Veja mais em ESQUINAS
Médico, arquiteta e educadora negros quebraram barreiras do racismo e ocupam espaços na sociedade
Manifestações durante a pandemia: “Um dos maiores medos que senti na minha vida”
“Sofri racismo da polícia”, denuncia fotógrafo que cobriu ato antifascista
O acontecimento gerou revolta em grande parte da população nacional. Em menos de 24 horas após o homicídio, diversos manifestantes começavam a se reunir em lojas da rede por todo o Brasil,a fim de, como Ricardo, protestar contra o acontecimento e, principalmente, contra o racismo estrutural. Segundo o sociólogo Davi Correia Santos, 37 anos, essa revolta é válida. Analisando o caso, ele chega à conclusão de que qualquer força de policiamento está diretamente ligada à opressão. “Em qualquer situação que tenha um indivíduo em um ambiente de segurança, ele é automaticamente visto como uma pessoa que pode exercer repressão”, explica Davi.
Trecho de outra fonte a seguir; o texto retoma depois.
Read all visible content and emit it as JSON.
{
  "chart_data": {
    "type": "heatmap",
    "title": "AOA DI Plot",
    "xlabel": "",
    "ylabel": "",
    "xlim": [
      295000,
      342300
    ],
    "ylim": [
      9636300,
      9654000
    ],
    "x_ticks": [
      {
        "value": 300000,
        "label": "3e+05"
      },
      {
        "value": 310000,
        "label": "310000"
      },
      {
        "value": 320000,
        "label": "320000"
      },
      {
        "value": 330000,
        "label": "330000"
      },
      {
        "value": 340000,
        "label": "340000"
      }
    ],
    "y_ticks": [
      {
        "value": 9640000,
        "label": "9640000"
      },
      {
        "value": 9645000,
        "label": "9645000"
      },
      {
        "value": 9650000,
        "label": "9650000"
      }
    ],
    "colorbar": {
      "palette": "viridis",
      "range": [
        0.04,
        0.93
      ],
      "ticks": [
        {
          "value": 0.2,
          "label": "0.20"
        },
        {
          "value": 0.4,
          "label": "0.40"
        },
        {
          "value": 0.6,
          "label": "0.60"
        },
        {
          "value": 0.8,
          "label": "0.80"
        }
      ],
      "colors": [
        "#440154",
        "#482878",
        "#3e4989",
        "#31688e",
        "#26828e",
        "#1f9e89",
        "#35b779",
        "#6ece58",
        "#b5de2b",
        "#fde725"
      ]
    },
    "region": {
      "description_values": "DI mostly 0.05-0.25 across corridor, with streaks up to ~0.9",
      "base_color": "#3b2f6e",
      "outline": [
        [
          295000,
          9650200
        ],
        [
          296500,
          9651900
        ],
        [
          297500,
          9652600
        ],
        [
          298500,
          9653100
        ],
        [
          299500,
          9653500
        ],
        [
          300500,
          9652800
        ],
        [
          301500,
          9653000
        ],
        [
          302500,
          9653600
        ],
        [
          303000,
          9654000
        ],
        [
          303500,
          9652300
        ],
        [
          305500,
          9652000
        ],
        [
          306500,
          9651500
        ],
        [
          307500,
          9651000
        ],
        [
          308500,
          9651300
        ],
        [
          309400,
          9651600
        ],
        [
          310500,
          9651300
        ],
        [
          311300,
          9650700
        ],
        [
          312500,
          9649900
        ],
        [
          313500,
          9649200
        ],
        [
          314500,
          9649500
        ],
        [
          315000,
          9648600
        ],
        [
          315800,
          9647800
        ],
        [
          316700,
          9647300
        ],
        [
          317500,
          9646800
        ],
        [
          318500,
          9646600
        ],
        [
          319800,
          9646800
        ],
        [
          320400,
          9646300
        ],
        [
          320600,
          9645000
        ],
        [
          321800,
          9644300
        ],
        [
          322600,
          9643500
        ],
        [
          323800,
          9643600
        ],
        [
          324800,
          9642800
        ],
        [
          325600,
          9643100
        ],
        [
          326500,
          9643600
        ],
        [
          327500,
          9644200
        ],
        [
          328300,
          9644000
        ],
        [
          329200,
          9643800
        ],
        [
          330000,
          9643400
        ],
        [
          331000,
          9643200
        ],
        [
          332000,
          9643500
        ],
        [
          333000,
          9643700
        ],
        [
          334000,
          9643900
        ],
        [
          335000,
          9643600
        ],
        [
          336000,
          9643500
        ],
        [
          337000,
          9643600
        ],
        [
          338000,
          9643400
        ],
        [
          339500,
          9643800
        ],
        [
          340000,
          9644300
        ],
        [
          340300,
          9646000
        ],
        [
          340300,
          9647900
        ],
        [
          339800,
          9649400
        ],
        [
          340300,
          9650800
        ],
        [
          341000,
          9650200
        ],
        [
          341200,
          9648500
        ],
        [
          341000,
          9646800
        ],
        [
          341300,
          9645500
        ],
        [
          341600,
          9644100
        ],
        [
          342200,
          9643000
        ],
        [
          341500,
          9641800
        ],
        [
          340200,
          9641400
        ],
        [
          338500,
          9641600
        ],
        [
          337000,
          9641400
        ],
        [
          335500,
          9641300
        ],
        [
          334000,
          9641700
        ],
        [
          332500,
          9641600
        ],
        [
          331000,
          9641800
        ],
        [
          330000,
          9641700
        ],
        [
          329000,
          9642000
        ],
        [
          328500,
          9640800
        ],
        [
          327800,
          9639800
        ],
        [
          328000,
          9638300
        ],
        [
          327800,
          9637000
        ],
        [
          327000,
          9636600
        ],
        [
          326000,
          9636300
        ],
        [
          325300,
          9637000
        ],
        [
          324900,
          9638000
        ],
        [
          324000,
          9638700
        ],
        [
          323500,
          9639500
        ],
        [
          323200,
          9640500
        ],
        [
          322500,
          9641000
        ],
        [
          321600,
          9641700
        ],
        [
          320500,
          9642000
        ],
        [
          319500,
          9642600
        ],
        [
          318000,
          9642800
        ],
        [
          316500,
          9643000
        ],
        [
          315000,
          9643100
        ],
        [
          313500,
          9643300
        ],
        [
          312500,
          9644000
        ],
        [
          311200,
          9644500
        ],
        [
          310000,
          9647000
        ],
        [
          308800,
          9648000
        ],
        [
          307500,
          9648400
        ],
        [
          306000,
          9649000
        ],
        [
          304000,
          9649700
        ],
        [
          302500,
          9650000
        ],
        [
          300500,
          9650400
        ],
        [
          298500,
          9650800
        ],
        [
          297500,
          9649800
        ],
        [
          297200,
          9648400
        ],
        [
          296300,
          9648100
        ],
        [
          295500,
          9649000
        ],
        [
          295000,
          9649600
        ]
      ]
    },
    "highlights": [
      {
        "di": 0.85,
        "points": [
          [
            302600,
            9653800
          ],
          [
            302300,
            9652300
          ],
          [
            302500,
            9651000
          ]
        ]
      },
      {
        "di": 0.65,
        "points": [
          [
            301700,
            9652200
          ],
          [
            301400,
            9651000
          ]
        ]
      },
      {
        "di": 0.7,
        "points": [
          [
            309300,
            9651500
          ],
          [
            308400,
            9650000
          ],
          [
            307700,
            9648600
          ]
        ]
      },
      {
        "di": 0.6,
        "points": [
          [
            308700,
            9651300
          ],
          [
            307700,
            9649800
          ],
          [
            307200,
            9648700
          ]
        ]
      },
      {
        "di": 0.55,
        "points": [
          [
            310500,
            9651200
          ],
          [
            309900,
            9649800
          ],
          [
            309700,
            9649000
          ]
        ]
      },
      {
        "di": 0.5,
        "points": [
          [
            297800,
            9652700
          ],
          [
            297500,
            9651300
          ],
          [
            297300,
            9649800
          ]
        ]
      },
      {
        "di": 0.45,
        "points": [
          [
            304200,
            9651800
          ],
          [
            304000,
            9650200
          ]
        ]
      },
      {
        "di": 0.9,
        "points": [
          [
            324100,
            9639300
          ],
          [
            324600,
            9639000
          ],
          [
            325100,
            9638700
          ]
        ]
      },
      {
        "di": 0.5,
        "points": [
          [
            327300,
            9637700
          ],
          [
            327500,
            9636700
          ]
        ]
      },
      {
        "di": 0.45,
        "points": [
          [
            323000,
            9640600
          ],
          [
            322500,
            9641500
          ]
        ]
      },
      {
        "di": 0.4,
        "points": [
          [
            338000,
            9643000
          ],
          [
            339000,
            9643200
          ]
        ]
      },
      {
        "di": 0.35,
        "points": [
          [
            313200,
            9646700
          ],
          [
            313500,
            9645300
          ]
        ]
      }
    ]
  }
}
Na mesma semana do ocorrido, viralizou na internet um vídeo em que Ricardo fazia um discurso e pedia a demissão de Noel Prioux, o CEO do Carrefour no Brasil. É a ele que o comunicador atribui a responsabilidade do assassinato, argumentando que a luta não pode ser contra um racismo “invisível”, mas contra quem o coordena, comanda e direciona.
Ver esta publicação no Instagram
A declaração de Ricardo é um dos símbolos da intensificação da luta antirracista em 2020. O sociólogo Davi Correia acredita que existe um motivo para a difusão do movimento no atual cenário: “Esse ano acabou sendo mais catalisador por todo o contexto, a pandemia e o sofrimento dos grupos minoritários. Essa catalisação fez com que os grupos acabassem sendo mais impulsionados a agir, mas esse é um movimento que já vem ganhando força faz tempo”, explica.
Caráter dos protestos e plano antirracista do Carrefour
Apesar das manifestações estratégicas e pacíficas citadas pelo manifestante, também ocorreram diversos protestos violentos, que divergiram opiniões. Em nota, o Carrefour legitimou as manifestações, mas, muitos criticaram a postura violenta de alguns manifestantes em lojas da rede, que chegaram a ser depredadas e incendiadas.
Ricardo acredita que essa forma violenta de protesto se deve a um ódio acumulado de tantas outras tragédias. “Quando esse problema é gerado há cinco séculos, a gente tem a infeliz possibilidade de agir com o nosso emocional”, justifica. Segundo ele, os limites de qualquer protesto não devem ser impostos por quem oprime. “O opressor precisa reconhecer o lugar dele, que hierarquicamente é acima do oprimido, e só se calar. Ele tem que achar soluções para que essas questões sejam reduzidas, e não dizer qual é o limite e como tem que ser a reação”, afirma.
De acordo com a assessoria do Carrefour, como forma de impedir que ocorram novos casos como o de João Alberto, foi iniciado no dia 14 de dezembro um processo de internalização da segurança, começando por quatro hipermercados localizados no Rio Grande do Sul. “O processo de recrutamento e treinamento dos profissionais para as lojas contará com uma associação que reúne empreendedores negros da região de Porto Alegre. Todo o processo de internalização da segurança terá como foco a implementação de práticas antirracistas e de uma cultura de respeito aos direitos humanos, além de considerar a representatividade da população brasileira (50% de mulheres e 56% de negros) como um compromisso”, diz a nota.
O plano de ação da empresa também inclui uma política de tolerância zero, que enfatiza o tratamento rigoroso de casos de discriminação e racismo por parte de colaboradores, clientes e fornecedores da rede. Também será feito um programa de inclusão e contratação de empreendedores e profissionais negros.
O sociólogo defende a postura da empresa e considera válida. “É possível e tem como dar certo. Eu vi muita gente criticando, mas não tem como negar que é um esforço que deve ser feito de alguma forma. Na pior das hipóteses, você está defendendo um grupo”, justifica.